Abstract 2362: Myonecrosis is Predicted by Lack of Platelet Inhibition Measured in Response to Multiple Agonists in Patients Undergoing Elective Stenting:The Risk of A Global High Platelet Reactivity Phenotype
Background: Small studies have demonstrated the relation of clopidogrel nonresponsiveness to adverse clinical events. We sought to determine:
the relation between inhibition of ADP-induced platelet aggregation and inhibition of aggregation induced by other agonists and
the relation of clopidogrel responsiveness to periprocedural myonecrosis in patients undergoing stenting treated with a 600mg clopidogrel loading dose and bivalirudin.
Methods: Platelet inhibition by low and high dose ADP, collagen and TRAP by conventional aggregometry (LTA) was determined at 2 hr and 24 hr post-stenting in 50 patients treated with aspirin, bivalirudin and 600 mg clopidogrel. Patients were stratified into low clopidogrel responders (LR)[≤10% relative platelet inhibition (RPI)], moderate responders (>10 – <30% RPI) and high responders (>30% RPI)].

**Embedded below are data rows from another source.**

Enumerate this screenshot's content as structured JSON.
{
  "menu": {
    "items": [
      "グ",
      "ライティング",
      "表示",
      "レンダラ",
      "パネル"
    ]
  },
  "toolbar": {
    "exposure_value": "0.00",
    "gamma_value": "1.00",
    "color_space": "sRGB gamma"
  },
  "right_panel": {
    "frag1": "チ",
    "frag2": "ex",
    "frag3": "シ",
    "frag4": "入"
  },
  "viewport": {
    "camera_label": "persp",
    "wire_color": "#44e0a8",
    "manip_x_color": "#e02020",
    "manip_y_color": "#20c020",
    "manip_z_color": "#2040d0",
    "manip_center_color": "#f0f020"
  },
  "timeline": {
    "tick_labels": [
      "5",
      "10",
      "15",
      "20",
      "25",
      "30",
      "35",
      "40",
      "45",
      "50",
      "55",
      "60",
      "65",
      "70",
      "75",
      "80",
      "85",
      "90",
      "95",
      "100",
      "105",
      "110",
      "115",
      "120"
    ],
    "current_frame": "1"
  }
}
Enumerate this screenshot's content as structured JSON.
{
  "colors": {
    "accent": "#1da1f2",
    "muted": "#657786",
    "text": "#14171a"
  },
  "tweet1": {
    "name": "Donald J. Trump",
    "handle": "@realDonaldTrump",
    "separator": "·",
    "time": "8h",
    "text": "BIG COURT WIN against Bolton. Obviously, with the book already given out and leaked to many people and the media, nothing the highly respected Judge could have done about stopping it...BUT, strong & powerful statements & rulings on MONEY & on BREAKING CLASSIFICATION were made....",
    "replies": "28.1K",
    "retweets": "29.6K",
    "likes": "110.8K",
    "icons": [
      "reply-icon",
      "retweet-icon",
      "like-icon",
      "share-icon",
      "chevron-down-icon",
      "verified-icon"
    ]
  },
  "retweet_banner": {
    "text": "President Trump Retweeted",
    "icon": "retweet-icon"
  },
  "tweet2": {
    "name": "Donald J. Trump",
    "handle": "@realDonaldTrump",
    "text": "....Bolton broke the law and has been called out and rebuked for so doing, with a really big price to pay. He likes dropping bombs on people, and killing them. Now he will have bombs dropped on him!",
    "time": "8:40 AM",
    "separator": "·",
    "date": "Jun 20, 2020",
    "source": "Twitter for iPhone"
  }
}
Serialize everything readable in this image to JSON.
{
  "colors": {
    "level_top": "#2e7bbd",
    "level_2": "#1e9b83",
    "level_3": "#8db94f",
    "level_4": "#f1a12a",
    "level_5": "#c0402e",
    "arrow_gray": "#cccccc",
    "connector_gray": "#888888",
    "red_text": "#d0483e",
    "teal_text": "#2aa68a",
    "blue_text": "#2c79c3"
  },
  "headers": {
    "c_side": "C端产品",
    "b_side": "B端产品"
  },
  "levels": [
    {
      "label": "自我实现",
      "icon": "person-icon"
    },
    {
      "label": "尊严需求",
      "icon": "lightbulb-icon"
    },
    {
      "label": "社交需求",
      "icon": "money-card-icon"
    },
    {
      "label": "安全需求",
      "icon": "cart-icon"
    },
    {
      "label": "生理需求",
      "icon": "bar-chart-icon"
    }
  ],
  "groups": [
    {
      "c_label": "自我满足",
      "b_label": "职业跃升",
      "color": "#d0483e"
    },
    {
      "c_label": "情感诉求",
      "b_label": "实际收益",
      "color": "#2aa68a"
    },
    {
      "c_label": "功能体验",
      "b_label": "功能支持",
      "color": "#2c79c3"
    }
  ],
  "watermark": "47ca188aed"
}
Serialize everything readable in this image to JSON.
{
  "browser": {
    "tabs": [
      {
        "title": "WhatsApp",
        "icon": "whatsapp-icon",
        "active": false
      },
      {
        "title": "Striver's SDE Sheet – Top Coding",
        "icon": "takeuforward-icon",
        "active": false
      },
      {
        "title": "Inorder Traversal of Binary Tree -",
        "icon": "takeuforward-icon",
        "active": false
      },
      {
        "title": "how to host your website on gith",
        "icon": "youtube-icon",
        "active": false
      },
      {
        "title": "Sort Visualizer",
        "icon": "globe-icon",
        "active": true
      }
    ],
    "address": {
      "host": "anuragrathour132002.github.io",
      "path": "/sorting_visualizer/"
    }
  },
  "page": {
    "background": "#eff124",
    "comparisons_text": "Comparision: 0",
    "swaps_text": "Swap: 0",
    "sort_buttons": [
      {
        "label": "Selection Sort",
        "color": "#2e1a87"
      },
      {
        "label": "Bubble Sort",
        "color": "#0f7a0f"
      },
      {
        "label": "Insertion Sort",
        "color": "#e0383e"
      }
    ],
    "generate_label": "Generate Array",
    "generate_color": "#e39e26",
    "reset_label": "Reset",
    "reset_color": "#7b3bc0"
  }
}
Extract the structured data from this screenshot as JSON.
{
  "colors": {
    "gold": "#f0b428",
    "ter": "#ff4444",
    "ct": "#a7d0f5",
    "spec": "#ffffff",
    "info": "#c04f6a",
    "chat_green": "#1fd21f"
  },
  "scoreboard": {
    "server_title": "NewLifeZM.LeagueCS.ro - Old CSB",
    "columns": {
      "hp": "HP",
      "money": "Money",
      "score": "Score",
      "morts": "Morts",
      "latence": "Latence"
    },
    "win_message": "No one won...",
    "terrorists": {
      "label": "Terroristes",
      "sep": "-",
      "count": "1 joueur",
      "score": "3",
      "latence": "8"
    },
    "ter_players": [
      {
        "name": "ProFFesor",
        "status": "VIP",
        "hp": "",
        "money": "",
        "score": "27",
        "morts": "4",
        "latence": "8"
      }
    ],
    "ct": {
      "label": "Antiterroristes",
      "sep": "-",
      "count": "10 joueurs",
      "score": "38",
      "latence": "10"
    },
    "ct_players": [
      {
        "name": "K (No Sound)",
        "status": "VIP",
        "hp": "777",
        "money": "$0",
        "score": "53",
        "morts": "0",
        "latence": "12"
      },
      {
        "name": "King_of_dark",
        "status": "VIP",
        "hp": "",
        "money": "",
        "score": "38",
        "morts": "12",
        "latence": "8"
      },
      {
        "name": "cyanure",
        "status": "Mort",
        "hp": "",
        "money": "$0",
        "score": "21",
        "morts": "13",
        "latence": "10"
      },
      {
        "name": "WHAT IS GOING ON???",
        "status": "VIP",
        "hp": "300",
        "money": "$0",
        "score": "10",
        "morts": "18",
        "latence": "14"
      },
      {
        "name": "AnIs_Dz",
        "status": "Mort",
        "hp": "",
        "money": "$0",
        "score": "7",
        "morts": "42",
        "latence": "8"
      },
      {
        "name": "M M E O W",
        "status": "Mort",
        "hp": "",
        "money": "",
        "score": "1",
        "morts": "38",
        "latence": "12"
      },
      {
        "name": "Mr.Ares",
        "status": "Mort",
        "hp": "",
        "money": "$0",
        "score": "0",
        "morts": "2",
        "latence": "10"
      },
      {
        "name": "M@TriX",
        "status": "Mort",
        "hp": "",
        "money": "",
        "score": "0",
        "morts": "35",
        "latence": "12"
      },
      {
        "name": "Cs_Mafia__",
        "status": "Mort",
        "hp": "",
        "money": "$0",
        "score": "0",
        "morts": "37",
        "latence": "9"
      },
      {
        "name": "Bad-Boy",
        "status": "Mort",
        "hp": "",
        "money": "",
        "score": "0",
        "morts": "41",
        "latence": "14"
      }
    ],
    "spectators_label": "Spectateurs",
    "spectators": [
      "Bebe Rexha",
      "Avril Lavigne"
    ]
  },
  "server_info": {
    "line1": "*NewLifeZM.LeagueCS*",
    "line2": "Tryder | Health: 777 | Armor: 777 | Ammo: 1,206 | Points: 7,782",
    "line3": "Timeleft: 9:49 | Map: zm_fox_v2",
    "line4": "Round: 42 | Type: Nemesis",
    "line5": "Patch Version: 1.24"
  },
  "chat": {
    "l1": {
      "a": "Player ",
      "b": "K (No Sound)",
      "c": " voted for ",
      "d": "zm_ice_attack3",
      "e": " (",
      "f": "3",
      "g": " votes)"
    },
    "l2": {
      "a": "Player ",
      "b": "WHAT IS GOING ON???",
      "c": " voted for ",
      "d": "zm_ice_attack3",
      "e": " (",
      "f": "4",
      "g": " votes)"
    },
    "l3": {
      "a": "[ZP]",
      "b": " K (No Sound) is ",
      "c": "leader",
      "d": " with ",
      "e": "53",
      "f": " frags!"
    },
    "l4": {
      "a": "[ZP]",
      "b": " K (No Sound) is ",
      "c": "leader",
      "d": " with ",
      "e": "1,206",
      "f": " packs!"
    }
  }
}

Results: Inhibition measured by 5uM ADP correlated with inhibition by 20uM ADP, collagen and TRAP (r =0.98, 0.91, and 0,83, respectively, p < 0.001 for all). Myocardial marker release occurred in the LR and MR groups only. (Table⇓)
Conclusions: 600 mg clopidogrel markedly inhibits platelet reactivity to multiple agonists in selected patients who are in turn protected from periprocedural MI during elective stenting. These data suggest that low and high risk patients can be identified by platelet function testing that may enhance decision making for adjunctive antithrombotic therapy in elective stenting.